Selon Marie-Lyne Belleville, la différence entre achat de groupes et ETP, c’est que pour le premier, on parle des formateurs qui n’ont pas besoin d’un diplôme pour donner des cours, contrairement aux enseignants formés dans le deuxième modèle.
« Les formateurs coûtent moins cher au gouvernement que les enseignants. Je ne sais pas à quel point ce facteur monétaire détermine le fonctionnement de la francisation au Québec », ajoute-t-elle.
« La francisation, ce n’est pas juste apprendre le français »
Les enseignants de la francisation à la Riveraine demandent au gouvernement de revenir sur sa décision.
« On offre un service essentiel. C’est dangereux si la personne n’est pas capable de s’exprimer à l’hôpital ou avec les enseignants de ses enfants. Encore pire s’il s’agit d’une situation d’urgence », estime Marie-Lyne Belleville.
Céline Auger, la directrice du PAIS, indique que pour l’année prochaine, son organisme « a reçu plusieurs appels pour faire le suivi de ce qui circule dernièrement, au-delà de la francisation, comme information sur les changements d’exigence linguistique ou d’immigration ».

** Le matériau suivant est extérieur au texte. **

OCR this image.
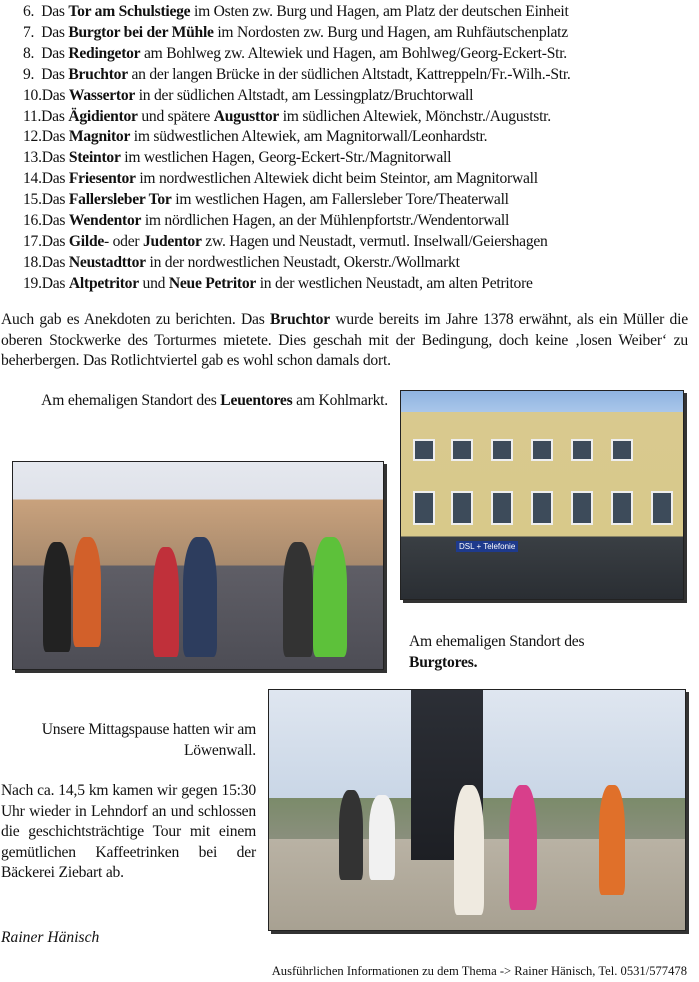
6. Das Tor am Schulstiege im Osten zw. Burg und Hagen, am Platz der deutschen Einheit
7. Das Burgtor bei der Mühle im Nordosten zw. Burg und Hagen, am Ruhfäutschenplatz
8. Das Redingetor am Bohlweg zw. Altewiek und Hagen, am Bohlweg/Georg-Eckert-Str.
9. Das Bruchtor an der langen Brücke in der südlichen Altstadt, Kattreppeln/Fr.-Wilh.-Str.
10.Das Wassertor in der südlichen Altstadt, am Lessingplatz/Bruchtorwall
11.Das Ägidientor und spätere Augusttor im südlichen Altewiek, Mönchstr./Auguststr.
12.Das Magnitor im südwestlichen Altewiek, am Magnitorwall/Leonhardstr.
13.Das Steintor im westlichen Hagen, Georg-Eckert-Str./Magnitorwall
14.Das Friesentor im nordwestlichen Altewiek dicht beim Steintor, am Magnitorwall
15.Das Fallersleber Tor im westlichen Hagen, am Fallersleber Tore/Theaterwall
16.Das Wendentor im nördlichen Hagen, an der Mühlenpfortstr./Wendentorwall
17.Das Gilde- oder Judentor zw. Hagen und Neustadt, vermutl. Inselwall/Geiershagen
18.Das Neustadttor in der nordwestlichen Neustadt, Okerstr./Wollmarkt
19.Das Altpetritor und Neue Petritor in der westlichen Neustadt, am alten Petritore
Auch gab es Anekdoten zu berichten. Das Bruchtor wurde bereits im Jahre 1378 erwähnt, als ein Müller die oberen Stockwerke des Torturmes mietete. Dies geschah mit der Bedingung, doch keine ‚losen Weiber‘ zu beherbergen. Das Rotlichtviertel gab es wohl schon damals dort.
Am ehemaligen Standort des Leuentores am Kohlmarkt.
DSL + Telefonie
Am ehemaligen Standort des Burgtores.
Unsere Mittagspause hatten wir am Löwenwall.
Nach ca. 14,5 km kamen wir gegen 15:30 Uhr wieder in Lehndorf an und schlossen die geschichtsträchtige Tour mit einem gemütlichen Kaffeetrinken bei der Bäckerei Ziebart ab.
Rainer Hänisch
Ausführlichen Informationen zu dem Thema -> Rainer Hänisch, Tel. 0531/577478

« Notre approche est différente; on suit le programme du Ministère, mais on a le souci d’intégrer les participants dans la communauté », admet Mme Auger.
L’organisme veut développer des projets mettant les participants au centre de la vie communautaire. « On vérifie avec le MIFI un projet pilote dans lequel on propose à nos étudiants une implication communautaire dans un organisme local, deux heures par semaine, selon leurs intérêts », mentionne la directrice du PAIS.
L’organisme gère une halte-garderie où une éducatrice s’occupe des enfants pendant que leurs parents suivent des cours. PAIS s’est doté aussi d’un mini-van pour être capable d’aller chercher des personnes qui n’ont pas un moyen de transport.
« Une de nos classes a visité dernièrement un CHSLD et les étudiants ont cuisiné avec les résidents. Par la suite, on a été contacté par d’autres CHSLD qui voulaient que nos participants organisent des activités avec leurs résidents », conclut-elle.